O Maestro o Cuco e a Lenda

Wagner Willian, de Bulldogma, teve seu projeto contemplado no Proac e lançou sua segunda HQ no final de 2017, pela Texugo Editora, da qual é proprietário. A quem ainda não conhece o trabalho deste artista plástico que se aventura na arte sequencial, uma dica. Apenas a leitura deste presente texto e da resenha de seu álbum anterior já evidencia uma qualidade do autor: versatilidade.

Voltando-se aqui para uma história muito mais intimista, mas não menos fantástica, Wagner nos apresenta um protagonista que, após muitos anos, volta à fazenda de seu falecido avô. Sua presença é necessária para viabilizar a venda da propriedade, que data dos tempos escravocratas da expansão cafeeira. As lembranças da infância passada no local, com a presença marcante do avô maestro, são fortes.

Sem muitas explicações, a mágica acontece e nosso protagonista volta a ser criança, obrigado a encarar vários fantasmas deste passado. A jornada por esse mundo surreal, povoado por seres folclóricos, tem como figura principal o cuco, o pássaro que faz outras espécies chocarem seus ovos. Tão malvado que sua pena é a prisão nos famosos relógios.

Arte, referências e citações

É preciso insistir mais um pouco na comparação com Bulldogma para dar o devido valor a O Maestro, o Cuco e a Lenda. O estilo da arte já os diferencia bastante, mas existe bem mais do que isso. A enxurrada referencial que o autor nos propõe aqui é completamente diversa, já que estamos em outro ambiente.  Se no primeiro caso, o centro de São Paulo se servia das referências convenientes de Cassavetes, Sci-fi B e Sganzerla, o interior do Estado pede algo mais mágico, usando um termo aproximado.

O Maestro o Cuco e a Lenda

Lewis Carrol, Hayao Miyazaki (os mais atentos o encontrarão fazendo uma figuração) e Jorge Luiz Borges, entre várias outras personalidades, se encontram aqui. Isso mostra outra característica marcante de Wagner Willian, que falta em vários outros criadores. O vasto repertório cultural não se apresenta como egotrip, mas como um bem vindo suporte que percebemos de maneira completamente orgânica no conjunto.

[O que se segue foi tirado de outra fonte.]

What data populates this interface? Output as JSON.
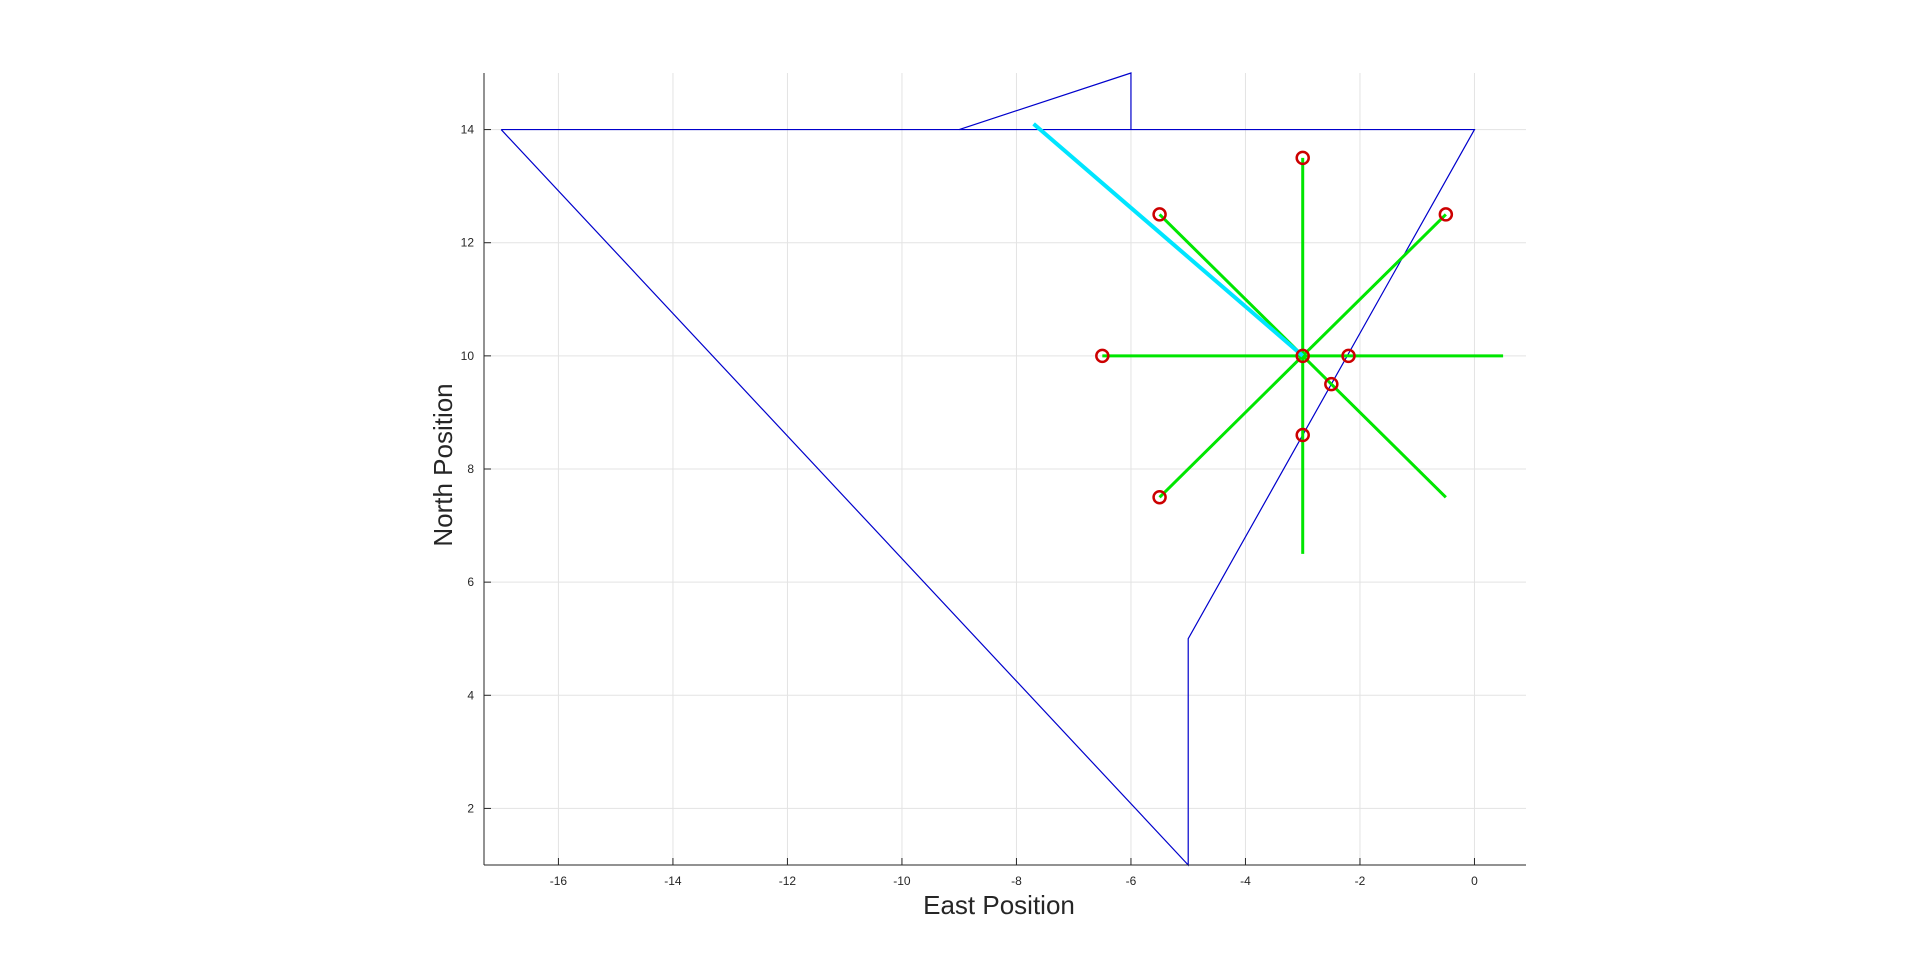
{
  "chart_data": {
    "type": "line",
    "title": "",
    "xlabel": "East Position",
    "ylabel": "North Position",
    "xlim": [
      -17.3,
      0.9
    ],
    "ylim": [
      1,
      15
    ],
    "grid": true,
    "xticks": [
      -16,
      -14,
      -12,
      -10,
      -8,
      -6,
      -4,
      -2,
      0
    ],
    "yticks": [
      2,
      4,
      6,
      8,
      10,
      12,
      14
    ],
    "boundary": {
      "color": "#0000cc",
      "points": [
        [
          -17,
          14
        ],
        [
          0,
          14
        ],
        [
          -5,
          5
        ],
        [
          -5,
          1
        ],
        [
          -17,
          14
        ]
      ]
    },
    "protrusion": {
      "color": "#0000cc",
      "points": [
        [
          -9,
          14
        ],
        [
          -6,
          15
        ],
        [
          -6,
          14
        ]
      ]
    },
    "heading_line": {
      "color": "#00e5ff",
      "points": [
        [
          -3,
          10
        ],
        [
          -7.7,
          14.1
        ]
      ]
    },
    "center": [
      -3,
      10
    ],
    "rays": {
      "color": "#00e600",
      "endpoints": [
        [
          -3,
          13.5
        ],
        [
          -5.5,
          12.5
        ],
        [
          -0.5,
          12.5
        ],
        [
          -6.5,
          10
        ],
        [
          0.5,
          10
        ],
        [
          -5.5,
          7.5
        ],
        [
          -0.5,
          7.5
        ],
        [
          -3,
          6.5
        ]
      ]
    },
    "markers": {
      "color": "#cc0000",
      "points": [
        [
          -3,
          13.5
        ],
        [
          -5.5,
          12.5
        ],
        [
          -0.5,
          12.5
        ],
        [
          -6.5,
          10
        ],
        [
          -3,
          10
        ],
        [
          -2.2,
          10
        ],
        [
          -2.5,
          9.5
        ],
        [
          -3,
          8.6
        ],
        [
          -5.5,
          7.5
        ]
      ]
    }
  }
}
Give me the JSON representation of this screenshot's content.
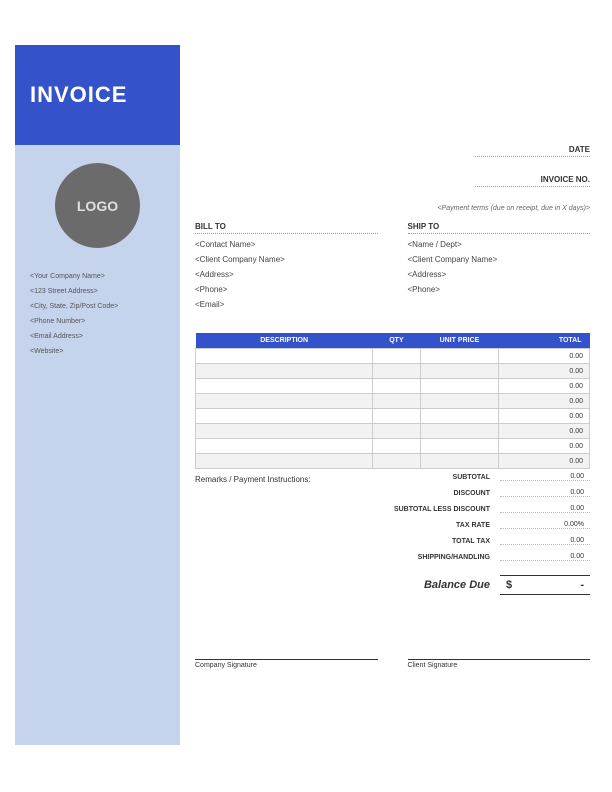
{
  "colors": {
    "primary": "#3452c9",
    "sidebar_bg": "#c5d3ec",
    "logo_bg": "#6b6b6b"
  },
  "header": {
    "title": "INVOICE"
  },
  "logo": {
    "text": "LOGO"
  },
  "company": {
    "name": "<Your Company Name>",
    "address": "<123 Street Address>",
    "city": "<City, State, Zip/Post Code>",
    "phone": "<Phone Number>",
    "email": "<Email Address>",
    "website": "<Website>"
  },
  "meta": {
    "date_label": "DATE",
    "invoice_no_label": "INVOICE NO.",
    "payment_terms": "<Payment terms (due on receipt, due in X days)>"
  },
  "bill_to": {
    "title": "BILL TO",
    "contact": "<Contact Name>",
    "company": "<Client Company Name>",
    "address": "<Address>",
    "phone": "<Phone>",
    "email": "<Email>"
  },
  "ship_to": {
    "title": "SHIP TO",
    "name": "<Name / Dept>",
    "company": "<Client Company Name>",
    "address": "<Address>",
    "phone": "<Phone>"
  },
  "table": {
    "headers": {
      "description": "DESCRIPTION",
      "qty": "QTY",
      "unit_price": "UNIT PRICE",
      "total": "TOTAL"
    },
    "rows": [
      {
        "total": "0.00"
      },
      {
        "total": "0.00"
      },
      {
        "total": "0.00"
      },
      {
        "total": "0.00"
      },
      {
        "total": "0.00"
      },
      {
        "total": "0.00"
      },
      {
        "total": "0.00"
      },
      {
        "total": "0.00"
      }
    ]
  },
  "remarks": {
    "label": "Remarks / Payment Instructions:"
  },
  "totals": {
    "subtotal": {
      "label": "SUBTOTAL",
      "value": "0.00"
    },
    "discount": {
      "label": "DISCOUNT",
      "value": "0.00"
    },
    "subtotal_less": {
      "label": "SUBTOTAL LESS DISCOUNT",
      "value": "0.00"
    },
    "tax_rate": {
      "label": "TAX RATE",
      "value": "0.00%"
    },
    "total_tax": {
      "label": "TOTAL TAX",
      "value": "0.00"
    },
    "shipping": {
      "label": "SHIPPING/HANDLING",
      "value": "0.00"
    },
    "balance_due": {
      "label": "Balance Due",
      "currency": "$",
      "value": "-"
    }
  },
  "signatures": {
    "company": "Company Signature",
    "client": "Client Signature"
  }
}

Com todo o contexto de lembranças de infância, o preto e branco com tons de cinza reforça o tom nostálgico. A leveza do traço também acompanha essa ideia, acompanhado por uma diagramação clara e sóbria. Uma leitura tão fluida que passa a sensação de estarmos assistindo a uma animação.

Apelo irresistível

A variedade de metáforas é um convite sedutor. Os leitores que o aceitam percebem que O Maestro, o Cuco e a Lenda é aquele tipo de obra que não sai da cabeça tão fácil. São inúmeros símbolos para assimilarmos e atribuirmos um sentido mais profundo, sem que isso torne a leitura truncada demais. Mesmo com significados mais profundos a descobrir, ainda existem tesouros mais acessíveis.

O valor do tempo é um deles, cuja consciência causa ansiedade a tantas pessoas. Também é difícil não se identificar com alguém como nosso protagonista. Afinal, o desconforto ou dúvida, de qualquer tipo, sobre algum detalhe do passado mais ou menos distante é um sentimento comum e compreensível. Para o qual, em muitos casos, o único remédio é aprender a conviver com ele.

Essa questão é tratada com uma sutileza rara. Quando o personagem volta à infância, tem que se virar usando suas roupas folgadas de adulto, um simbolismo poderoso em sua simplicidade. Quantos já não se sentiram vestindo uma roupa, ou uniforme, que não servia? Quantos não se sentem assim exatamente agora?

O Maestro o Cuco e a Lenda

Reafirmando um talento criador

Wagner Willian acertou de novo. Particularmente, a única pequena ressalva que se poderia fazer sobre a HQ é sobre a costura final do roteiro, quando temos mais detalhes sobre o avô do protagonista. Talvez a trama pudesse resolver-se um pouco mais na insinuação do que na afirmação, mas é um pecado minúsculo e relativo dentro da realização.

No fim das contas, não é nenhum exagero dizer O Maestro, o Cuco e a Lenda é um trabalho de envergadura dentro de um cenário nacional muito produtivo, onde o nível só tem crescido. Tão à altura de outras obras premiadas, como Daytripper e Hinário Nacional, que teve seus direitos de publicação comprados pela editora francesa Casterman.

Manda o próximo, Wagner!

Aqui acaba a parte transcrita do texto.